Transitions in life can take you beyond your stress thresh-hold. In Roy Oswald's book New Beginnings: A Pastorate Start Up Workbook part of his advice to ministers in a new work regards coping with the stress of transition. While some of the advice may be unique to ministers, much of it can apply to anyone.
In addition to moving, injury, and changes in job, financial status, or living conditions, stress is also produced by changes in marital status, the death of a loved one, retirement, celebration of holidays, a new addition to the family, or even by an outstanding personal achievement. You might need some coping strategies if any of this has been among your recent experience.
So what follows are coping strategies from Oswald, embellished by Yours Truly, and in no particular order:
1) Don't make more radical changes. Having just been through a major transition, this is not a good time to start a new diet, change your sleeping patterns, or enroll for a university course. Give yourself some recovery time before launching into anything new.
2) Be good to yourself. Now there is a difference between being good to yourself and self-indulgence. The latter can destroy your health, while the former can preserve your sanity. So take in a movie, have a favorite desert, or read for recreation.
3) Stabilize the Family Structure. Follow up a major transition by spending more and not less time with family. You will not not function well if they have difficulty adjusting. Family rituals are one way to help with stability. In our family, we observe a weekly "popcorn-and-a-movie" night. It's usually Friday, but is sometimes made up on Saturday. Each week we watch something "family friendly." It might be Don Knotts, Shirley Temple, Roy Rogers, or Jerry Lewis. But we do this religiously even if we're in a motel with a portable DVD player and microwave popcorn.
4) Exercise. Having a foot in two towns I've fallen down on this one, but I've taken some small steps lately. I recently stopped by Wal-Mart and bought a basketball. While I could spend my work breaks indulging in more caffeine, I now go out to the church parking lot and take a "hoops break." It's a real stress reliever. A two mile walk in the evening doesn't hurt either.
5) Have a Support System. Keep up with friends by e-mail or telephone. Find some members of the church family in whom you can confide. With ministers it is often safer if those support systems are out-of-town (at least at first). I once heard a wise man compare a preacher who expects his needs to be met by the congregation to a doctor who expects his needs to be met by his patients. While some mutual ministry will likely happen, a minister is not there so the church can minister to him. He is there to minister to the church.

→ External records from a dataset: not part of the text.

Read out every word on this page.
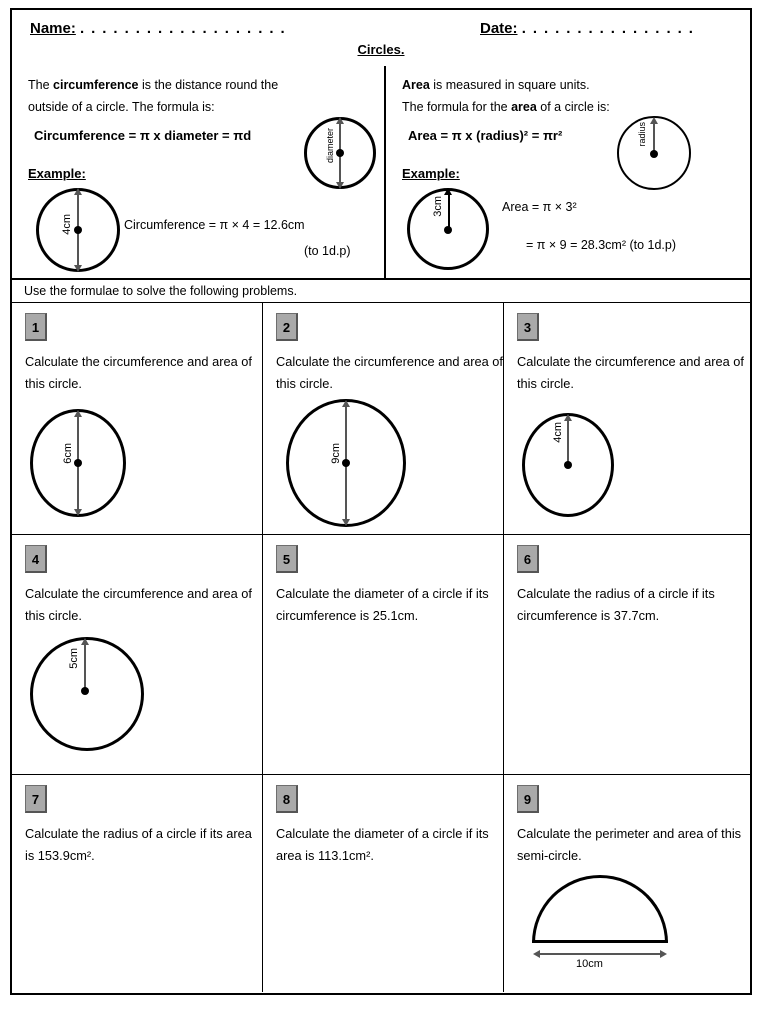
Name: . . . . . . . . . . . . . . . . . . .	Date: . . . . . . . . . . . . . . . .
Circles.
The circumference is the distance round the
outside of a circle. The formula is:
Circumference = π x diameter = πd	diameter
Example:
4cm	Circumference = π × 4 = 12.6cm
(to 1d.p)
Area is measured in square units.
The formula for the area of a circle is:
Area = π x (radius)² = πr²	radius
Example:
3cm	Area = π × 3²
= π × 9 = 28.3cm² (to 1d.p)
Use the formulae to solve the following problems.
1
Calculate the circumference and area of this circle.
6cm
2
Calculate the circumference and area of this circle.
9cm
3
Calculate the circumference and area of this circle.
4cm
4
Calculate the circumference and area of this circle.
5cm
5
Calculate the diameter of a circle if its circumference is 25.1cm.
6
Calculate the radius of a circle if its circumference is 37.7cm.
7
Calculate the radius of a circle if its area is 153.9cm².
8
Calculate the diameter of a circle if its area is 113.1cm².
9
Calculate the perimeter and area of this semi-circle.
10cm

6) Ease into things. As Oswald states, it is tempting to bust a gut in the first six months of ministry until you settle into a routine. Avoid this temptation. Your first order of business is to get to know the members of the congregation. Know their needs. Know where they live. Visit them on their own turf, invite people over, and have lunch with the heads of the households. If I had past ministries to do over, I would have done far more of this sooner as I am doing now.

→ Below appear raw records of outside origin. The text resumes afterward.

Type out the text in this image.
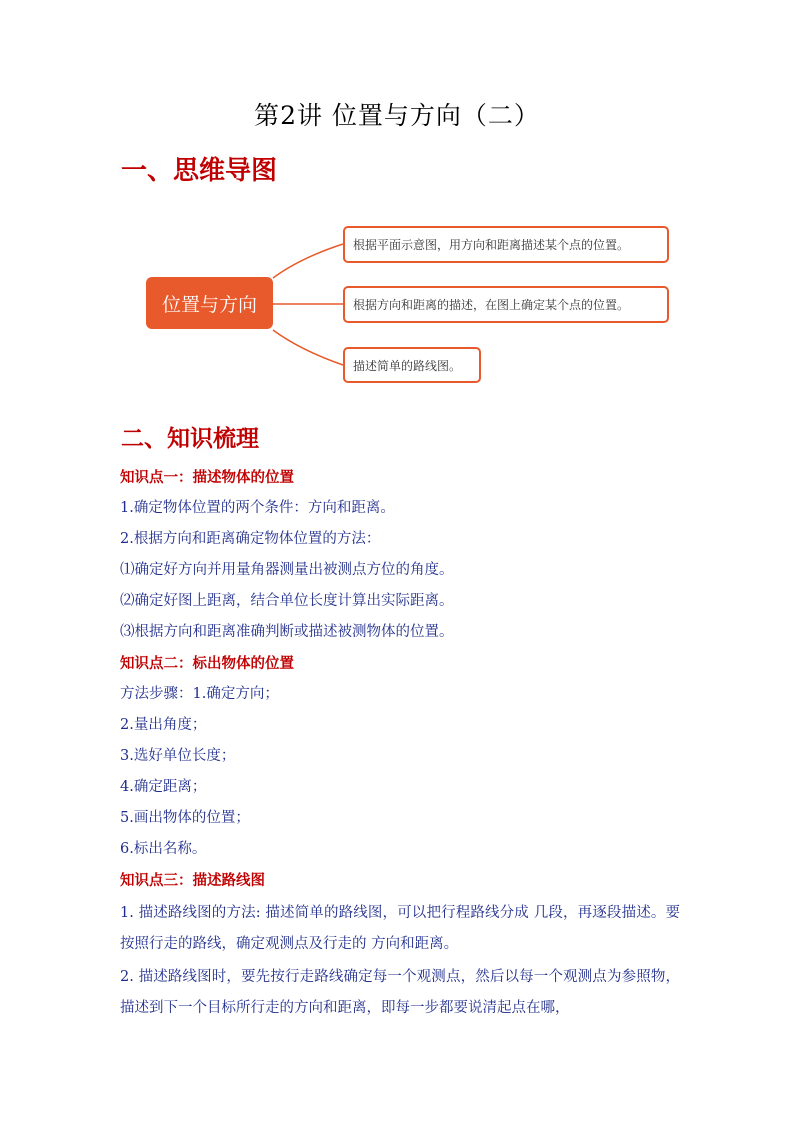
第2讲 位置与方向（二）
一、思维导图
位置与方向
根据平面示意图，用方向和距离描述某个点的位置。
根据方向和距离的描述，在图上确定某个点的位置。
描述简单的路线图。
二、知识梳理
知识点一：描述物体的位置
1.确定物体位置的两个条件：方向和距离。
2.根据方向和距离确定物体位置的方法：
⑴确定好方向并用量角器测量出被测点方位的角度。
⑵确定好图上距离，结合单位长度计算出实际距离。
⑶根据方向和距离准确判断或描述被测物体的位置。
知识点二：标出物体的位置
方法步骤：1.确定方向；
2.量出角度；
3.选好单位长度；
4.确定距离；
5.画出物体的位置；
6.标出名称。
知识点三：描述路线图
1. 描述路线图的方法: 描述简单的路线图，可以把行程路线分成 几段，再逐段描述。要按照行走的路线，确定观测点及行走的 方向和距离。
2. 描述路线图时，要先按行走路线确定每一个观测点，然后以每一个观测点为参照物，描述到下一个目标所行走的方向和距离，即每一步都要说清起点在哪，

Oswald states that in the first few months you are little more than lover and historian. It is not the time to initiate new programs or make sweeping reforms. Get to know folks individually and learn how the congregation functions as a group.
7) Spend your first Sunday in the pew as a visitor. My current position is the only church where I have been able to do that. It gave me an opportunity to view the congregation through the eyes of a visitor. And I'm glad I did since I heard a great sermon on Habakkuk and just what I needed at the time.
8) If possible, take some time between transitions. It was healthy for me to take a vacation between my ministries in Illinois and Kansas. And it was healthy to have time off from the ministry before beginning my latest job. Preaching a farewell sermon one Sunday and a sermon at your new congregation the next does not allow any recovery time.
So there you are. Preacher or not, I hope some of this is helpful.